Hosting too many investor tours/meetings was also considered wasteful, although there was no consensus on what the term ‘too many’ meant. If institutional investors begin to ask management why a meeting was requested, this is a telltale sign of too much activity.
How To Convince The Boss to Spend More?
One sure fire way to gain additional budget dollars is to have a large institution complain to your CEO about a deficiency in the IR program. Unfortunately, this may also result (as one IRO put it) "in blowback" on the IR department. A more positive way to attract new dollars is to create a business case to support additional spending – which brings us back to ensuring that there is a detailed IR plan for the year, that its objectives relate to the company's overall strategies and that proposed spending levels are benchmarked against the budgets of similar-size companies or companies in the industry.

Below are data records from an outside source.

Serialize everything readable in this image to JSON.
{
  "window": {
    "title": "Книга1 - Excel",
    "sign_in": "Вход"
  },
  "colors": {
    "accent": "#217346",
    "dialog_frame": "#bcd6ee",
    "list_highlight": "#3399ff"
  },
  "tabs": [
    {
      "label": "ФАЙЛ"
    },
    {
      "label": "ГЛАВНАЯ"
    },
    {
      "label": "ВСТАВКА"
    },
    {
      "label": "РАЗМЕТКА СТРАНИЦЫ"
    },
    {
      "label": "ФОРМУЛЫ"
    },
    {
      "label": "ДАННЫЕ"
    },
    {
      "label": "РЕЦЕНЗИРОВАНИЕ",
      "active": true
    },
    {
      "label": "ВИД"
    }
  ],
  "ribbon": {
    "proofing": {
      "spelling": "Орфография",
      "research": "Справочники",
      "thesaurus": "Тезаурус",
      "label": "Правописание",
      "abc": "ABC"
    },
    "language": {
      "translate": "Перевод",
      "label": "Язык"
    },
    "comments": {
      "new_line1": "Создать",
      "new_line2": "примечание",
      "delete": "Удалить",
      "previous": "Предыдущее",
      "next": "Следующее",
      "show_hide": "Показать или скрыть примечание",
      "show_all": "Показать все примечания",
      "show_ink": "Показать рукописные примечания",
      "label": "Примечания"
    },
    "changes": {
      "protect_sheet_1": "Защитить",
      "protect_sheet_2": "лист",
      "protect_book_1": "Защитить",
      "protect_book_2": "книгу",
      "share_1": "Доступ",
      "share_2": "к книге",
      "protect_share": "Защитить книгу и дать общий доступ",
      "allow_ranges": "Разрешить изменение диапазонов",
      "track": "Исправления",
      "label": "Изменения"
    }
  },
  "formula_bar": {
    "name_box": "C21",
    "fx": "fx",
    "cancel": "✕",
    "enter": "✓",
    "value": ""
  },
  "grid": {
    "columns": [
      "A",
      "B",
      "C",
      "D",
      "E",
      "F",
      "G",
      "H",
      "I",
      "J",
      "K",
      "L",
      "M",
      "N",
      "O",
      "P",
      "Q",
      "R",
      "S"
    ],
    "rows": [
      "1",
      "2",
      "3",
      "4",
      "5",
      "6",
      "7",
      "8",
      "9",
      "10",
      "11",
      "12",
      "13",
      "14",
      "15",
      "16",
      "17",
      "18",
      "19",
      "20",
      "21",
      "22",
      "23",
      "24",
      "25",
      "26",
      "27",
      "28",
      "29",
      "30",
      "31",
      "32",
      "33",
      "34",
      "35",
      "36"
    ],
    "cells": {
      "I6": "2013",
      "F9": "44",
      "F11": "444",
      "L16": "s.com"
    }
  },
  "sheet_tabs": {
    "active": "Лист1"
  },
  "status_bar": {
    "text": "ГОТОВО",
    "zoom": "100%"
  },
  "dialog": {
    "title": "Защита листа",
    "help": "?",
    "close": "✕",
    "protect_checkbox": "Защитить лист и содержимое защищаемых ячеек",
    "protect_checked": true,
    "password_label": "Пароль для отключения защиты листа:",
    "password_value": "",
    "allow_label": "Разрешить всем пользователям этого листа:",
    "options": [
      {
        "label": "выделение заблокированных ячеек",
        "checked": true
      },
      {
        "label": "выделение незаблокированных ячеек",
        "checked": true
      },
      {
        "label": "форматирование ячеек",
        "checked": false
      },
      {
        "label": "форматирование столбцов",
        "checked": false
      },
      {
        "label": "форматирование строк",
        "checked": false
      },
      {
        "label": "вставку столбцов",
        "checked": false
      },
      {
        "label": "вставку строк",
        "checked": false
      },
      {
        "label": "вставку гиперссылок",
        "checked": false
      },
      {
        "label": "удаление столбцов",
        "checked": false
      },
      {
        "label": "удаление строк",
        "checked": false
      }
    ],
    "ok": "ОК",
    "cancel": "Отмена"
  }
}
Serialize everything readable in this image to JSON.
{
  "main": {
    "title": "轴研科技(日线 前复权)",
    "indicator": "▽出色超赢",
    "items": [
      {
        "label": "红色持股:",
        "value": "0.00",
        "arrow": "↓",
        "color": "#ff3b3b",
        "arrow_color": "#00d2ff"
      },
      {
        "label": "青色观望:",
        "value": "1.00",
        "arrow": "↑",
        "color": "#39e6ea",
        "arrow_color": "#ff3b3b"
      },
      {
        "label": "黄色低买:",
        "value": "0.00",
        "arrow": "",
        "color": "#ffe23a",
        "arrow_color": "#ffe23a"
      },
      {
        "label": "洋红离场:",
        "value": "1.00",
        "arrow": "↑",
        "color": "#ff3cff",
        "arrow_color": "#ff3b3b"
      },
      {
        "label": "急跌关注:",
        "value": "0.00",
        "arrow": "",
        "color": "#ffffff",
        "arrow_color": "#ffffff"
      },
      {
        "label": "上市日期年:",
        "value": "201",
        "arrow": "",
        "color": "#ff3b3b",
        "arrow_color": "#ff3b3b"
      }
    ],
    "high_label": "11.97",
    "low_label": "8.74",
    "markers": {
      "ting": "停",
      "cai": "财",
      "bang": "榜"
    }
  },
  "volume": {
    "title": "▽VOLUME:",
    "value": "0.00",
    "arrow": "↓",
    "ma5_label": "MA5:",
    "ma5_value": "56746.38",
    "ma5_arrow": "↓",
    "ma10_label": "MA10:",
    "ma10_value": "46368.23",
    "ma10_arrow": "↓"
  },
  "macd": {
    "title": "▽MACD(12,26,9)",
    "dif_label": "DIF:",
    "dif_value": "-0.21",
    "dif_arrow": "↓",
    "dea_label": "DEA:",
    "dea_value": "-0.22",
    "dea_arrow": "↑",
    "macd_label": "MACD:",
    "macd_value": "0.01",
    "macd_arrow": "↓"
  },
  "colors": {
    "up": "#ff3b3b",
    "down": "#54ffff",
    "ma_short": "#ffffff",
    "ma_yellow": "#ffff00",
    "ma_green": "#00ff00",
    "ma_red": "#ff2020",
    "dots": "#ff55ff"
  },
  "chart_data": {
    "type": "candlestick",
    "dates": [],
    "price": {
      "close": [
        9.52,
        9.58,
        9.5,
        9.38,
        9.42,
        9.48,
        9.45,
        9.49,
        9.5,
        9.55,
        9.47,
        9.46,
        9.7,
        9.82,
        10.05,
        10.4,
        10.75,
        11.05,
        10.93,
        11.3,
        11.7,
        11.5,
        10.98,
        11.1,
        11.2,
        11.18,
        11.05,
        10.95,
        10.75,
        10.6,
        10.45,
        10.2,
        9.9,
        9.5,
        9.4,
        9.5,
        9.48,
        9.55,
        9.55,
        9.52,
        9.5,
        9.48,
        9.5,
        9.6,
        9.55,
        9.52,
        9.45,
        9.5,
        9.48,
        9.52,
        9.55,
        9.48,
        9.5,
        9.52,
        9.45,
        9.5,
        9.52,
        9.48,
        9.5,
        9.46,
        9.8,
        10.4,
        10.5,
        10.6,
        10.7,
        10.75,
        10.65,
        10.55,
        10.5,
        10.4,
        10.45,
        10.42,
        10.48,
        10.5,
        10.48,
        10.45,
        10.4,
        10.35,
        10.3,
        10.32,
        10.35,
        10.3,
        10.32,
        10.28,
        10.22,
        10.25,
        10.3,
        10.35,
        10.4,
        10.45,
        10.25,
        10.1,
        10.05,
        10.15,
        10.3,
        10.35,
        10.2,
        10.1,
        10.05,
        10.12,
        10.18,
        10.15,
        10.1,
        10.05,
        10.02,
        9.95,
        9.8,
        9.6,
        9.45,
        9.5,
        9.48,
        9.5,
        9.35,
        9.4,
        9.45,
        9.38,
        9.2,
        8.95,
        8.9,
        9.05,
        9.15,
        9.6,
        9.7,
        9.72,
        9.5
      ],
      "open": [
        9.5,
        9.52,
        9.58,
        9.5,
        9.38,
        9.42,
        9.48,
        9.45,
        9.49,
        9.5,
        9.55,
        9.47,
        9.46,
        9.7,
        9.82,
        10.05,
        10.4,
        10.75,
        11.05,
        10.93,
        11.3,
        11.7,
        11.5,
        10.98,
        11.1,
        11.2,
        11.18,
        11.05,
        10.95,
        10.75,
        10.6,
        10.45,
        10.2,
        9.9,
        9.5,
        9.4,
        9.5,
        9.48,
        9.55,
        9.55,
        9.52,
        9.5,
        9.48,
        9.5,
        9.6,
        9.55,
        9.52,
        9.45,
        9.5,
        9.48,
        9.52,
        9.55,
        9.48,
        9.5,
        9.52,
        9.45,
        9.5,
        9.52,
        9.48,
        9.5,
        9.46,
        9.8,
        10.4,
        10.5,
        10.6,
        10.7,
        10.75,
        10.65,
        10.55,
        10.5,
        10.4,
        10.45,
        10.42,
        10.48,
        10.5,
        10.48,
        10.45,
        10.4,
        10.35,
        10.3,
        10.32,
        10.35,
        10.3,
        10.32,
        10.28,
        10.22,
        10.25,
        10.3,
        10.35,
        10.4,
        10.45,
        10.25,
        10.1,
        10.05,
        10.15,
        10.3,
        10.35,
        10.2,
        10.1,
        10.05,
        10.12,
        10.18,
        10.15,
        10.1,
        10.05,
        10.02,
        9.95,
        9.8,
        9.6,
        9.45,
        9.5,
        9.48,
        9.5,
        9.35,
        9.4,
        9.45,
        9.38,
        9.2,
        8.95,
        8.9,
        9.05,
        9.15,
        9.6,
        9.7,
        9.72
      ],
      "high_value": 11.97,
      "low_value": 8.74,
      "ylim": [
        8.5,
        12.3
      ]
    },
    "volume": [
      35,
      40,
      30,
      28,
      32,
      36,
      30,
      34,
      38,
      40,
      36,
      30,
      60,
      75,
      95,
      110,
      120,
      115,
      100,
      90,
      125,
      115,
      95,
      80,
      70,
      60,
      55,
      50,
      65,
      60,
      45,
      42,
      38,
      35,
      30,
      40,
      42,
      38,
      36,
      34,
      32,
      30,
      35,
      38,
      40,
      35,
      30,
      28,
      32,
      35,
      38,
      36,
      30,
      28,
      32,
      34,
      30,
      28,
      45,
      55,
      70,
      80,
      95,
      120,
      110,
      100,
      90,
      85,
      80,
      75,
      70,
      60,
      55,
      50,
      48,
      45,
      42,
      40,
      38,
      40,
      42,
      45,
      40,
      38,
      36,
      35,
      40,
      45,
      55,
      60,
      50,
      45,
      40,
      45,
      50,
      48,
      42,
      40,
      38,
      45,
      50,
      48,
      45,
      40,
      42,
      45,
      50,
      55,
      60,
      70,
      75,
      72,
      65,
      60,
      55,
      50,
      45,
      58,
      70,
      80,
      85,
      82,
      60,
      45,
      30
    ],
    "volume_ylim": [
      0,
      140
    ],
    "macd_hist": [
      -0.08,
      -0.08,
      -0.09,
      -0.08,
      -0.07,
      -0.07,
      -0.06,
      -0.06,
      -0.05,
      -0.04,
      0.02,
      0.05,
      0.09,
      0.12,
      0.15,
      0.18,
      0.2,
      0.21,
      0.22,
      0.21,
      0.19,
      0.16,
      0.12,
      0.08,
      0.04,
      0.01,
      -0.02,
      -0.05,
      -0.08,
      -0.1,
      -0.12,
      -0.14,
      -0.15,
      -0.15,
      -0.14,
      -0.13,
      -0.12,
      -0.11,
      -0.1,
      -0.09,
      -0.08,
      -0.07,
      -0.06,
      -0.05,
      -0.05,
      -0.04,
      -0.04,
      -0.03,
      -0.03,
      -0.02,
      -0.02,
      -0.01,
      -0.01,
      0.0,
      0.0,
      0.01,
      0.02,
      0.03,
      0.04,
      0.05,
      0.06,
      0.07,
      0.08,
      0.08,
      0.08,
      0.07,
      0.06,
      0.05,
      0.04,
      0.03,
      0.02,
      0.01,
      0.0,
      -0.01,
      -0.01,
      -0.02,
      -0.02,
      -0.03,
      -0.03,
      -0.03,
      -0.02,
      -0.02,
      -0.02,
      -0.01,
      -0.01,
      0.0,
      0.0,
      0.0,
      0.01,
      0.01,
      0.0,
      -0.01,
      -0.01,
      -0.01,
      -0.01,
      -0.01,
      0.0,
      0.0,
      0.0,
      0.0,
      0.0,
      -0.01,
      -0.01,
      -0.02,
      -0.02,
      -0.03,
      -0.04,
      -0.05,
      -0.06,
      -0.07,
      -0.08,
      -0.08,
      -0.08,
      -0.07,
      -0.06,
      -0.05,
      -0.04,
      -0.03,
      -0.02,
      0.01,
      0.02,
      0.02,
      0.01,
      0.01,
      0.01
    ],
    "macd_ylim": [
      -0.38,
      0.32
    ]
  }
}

On this final point, much value can be derived from reviewing CIRI's formal surveys and attending seminars such as What IR Program Can You Deliver On A Small, Medium and Large Budget, which was featured at this year's Annual Conference. (A recording is available to CIRI members.)
Budget size does matter when it comes to IR. Bigger budgets enable greater staffing levels, the purchase of more surveillance tools and investments in more non-deal roadshows. Nevertheless, it's not just how much is made available, it's how the money is spent – and whether it's allocated to the right priorities – that will determine the ultimate value for you and your company.